Being part of a baying group can feel inclusive – you can feel nurtured and safe within it. It can feel thrilling and satisfying – like anyone who feels included and validated, you only ever want more of it. And yet, you never want the reality of consequence over which you have no control. It’s quite easy to have an end goal but with no control whatsoever over the achievability of it, your actions can have a very different result to the one you hoped for.

I’ve seen, like many others, horrible and truly over the top victimisation that’s justified by a rationale that somehow, in a herd, sounds reasonable. What you say in private is one thing and something that nobody has any jurisdiction over, but what you say in public you are accountable for. The oddest thing of all, in my experience, is how witty and sparky these people often are – how dry and how easy their humour is – it’s very attractive, I imagine, to feel part such a group.

Celebrities and such don’t ‘need’ to hear how awful they are, people for some reason ‘need’ to tell them, often based on supposition and very loose facts. But perhaps if they understood the consequence – how a person can be so undermined and sapped by it, how they have to change where they go and what they do because of it and how greatly they can be diminished by it – they wouldn’t wish it on their worst enemy in reality. You would have to ask what kind of person it is that wants that for anyone else for almost any reason.

There has to be some shame and some self-reflection about the reality of how devastating words – even if they’re cloaked in rights and buts and justification – can be. Empathy is painful, anger is destructive and nothing good comes from expressing one without experiencing the other.

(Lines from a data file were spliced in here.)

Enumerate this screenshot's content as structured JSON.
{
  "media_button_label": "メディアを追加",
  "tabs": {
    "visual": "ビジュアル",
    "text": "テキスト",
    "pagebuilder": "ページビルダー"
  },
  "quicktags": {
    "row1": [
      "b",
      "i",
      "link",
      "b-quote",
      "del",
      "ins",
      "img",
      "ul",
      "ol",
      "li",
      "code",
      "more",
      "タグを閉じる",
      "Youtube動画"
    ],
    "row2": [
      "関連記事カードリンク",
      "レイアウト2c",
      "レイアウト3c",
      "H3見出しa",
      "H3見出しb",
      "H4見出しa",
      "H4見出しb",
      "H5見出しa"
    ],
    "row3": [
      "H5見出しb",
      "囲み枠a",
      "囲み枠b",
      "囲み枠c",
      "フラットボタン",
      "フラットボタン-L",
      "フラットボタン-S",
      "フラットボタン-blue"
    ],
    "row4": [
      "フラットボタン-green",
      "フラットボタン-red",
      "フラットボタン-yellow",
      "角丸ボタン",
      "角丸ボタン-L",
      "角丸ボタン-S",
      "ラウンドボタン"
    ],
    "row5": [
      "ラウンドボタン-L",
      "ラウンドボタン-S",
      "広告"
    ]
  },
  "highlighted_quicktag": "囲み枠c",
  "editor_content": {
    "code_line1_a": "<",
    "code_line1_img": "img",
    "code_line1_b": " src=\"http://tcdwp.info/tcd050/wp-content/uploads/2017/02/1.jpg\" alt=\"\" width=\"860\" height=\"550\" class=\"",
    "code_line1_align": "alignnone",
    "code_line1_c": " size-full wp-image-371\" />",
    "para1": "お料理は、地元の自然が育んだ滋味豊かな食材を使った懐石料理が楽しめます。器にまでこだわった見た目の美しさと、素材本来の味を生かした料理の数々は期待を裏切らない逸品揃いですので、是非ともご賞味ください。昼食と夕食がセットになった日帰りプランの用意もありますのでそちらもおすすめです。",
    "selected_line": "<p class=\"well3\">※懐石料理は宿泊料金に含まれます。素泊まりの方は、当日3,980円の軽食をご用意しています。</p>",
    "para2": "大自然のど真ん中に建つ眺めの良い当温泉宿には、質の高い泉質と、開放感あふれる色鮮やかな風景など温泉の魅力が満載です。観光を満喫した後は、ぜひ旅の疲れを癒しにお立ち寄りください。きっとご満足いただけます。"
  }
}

So, there are times where you can use your words privately, to not make someone else feel worse by making yourself feel momentarily better. It’s an absolute choice and we have seen, this weekend, the utter desolation of feeling targeted. Once you’ve seen it, it can’t be unseen and words can’t be unsaid or the sting removed – you are less of yourself because of it and you are less of yourself forever. It cannot be worth it, it just can’t – a fleeting moment of satisfaction can’t balance the scales. There is not really any single issue on social media that can’t be dealt with by relevant authorities instead, bypassing the need to find yourself pulled into a circle that does nothing but cause pain.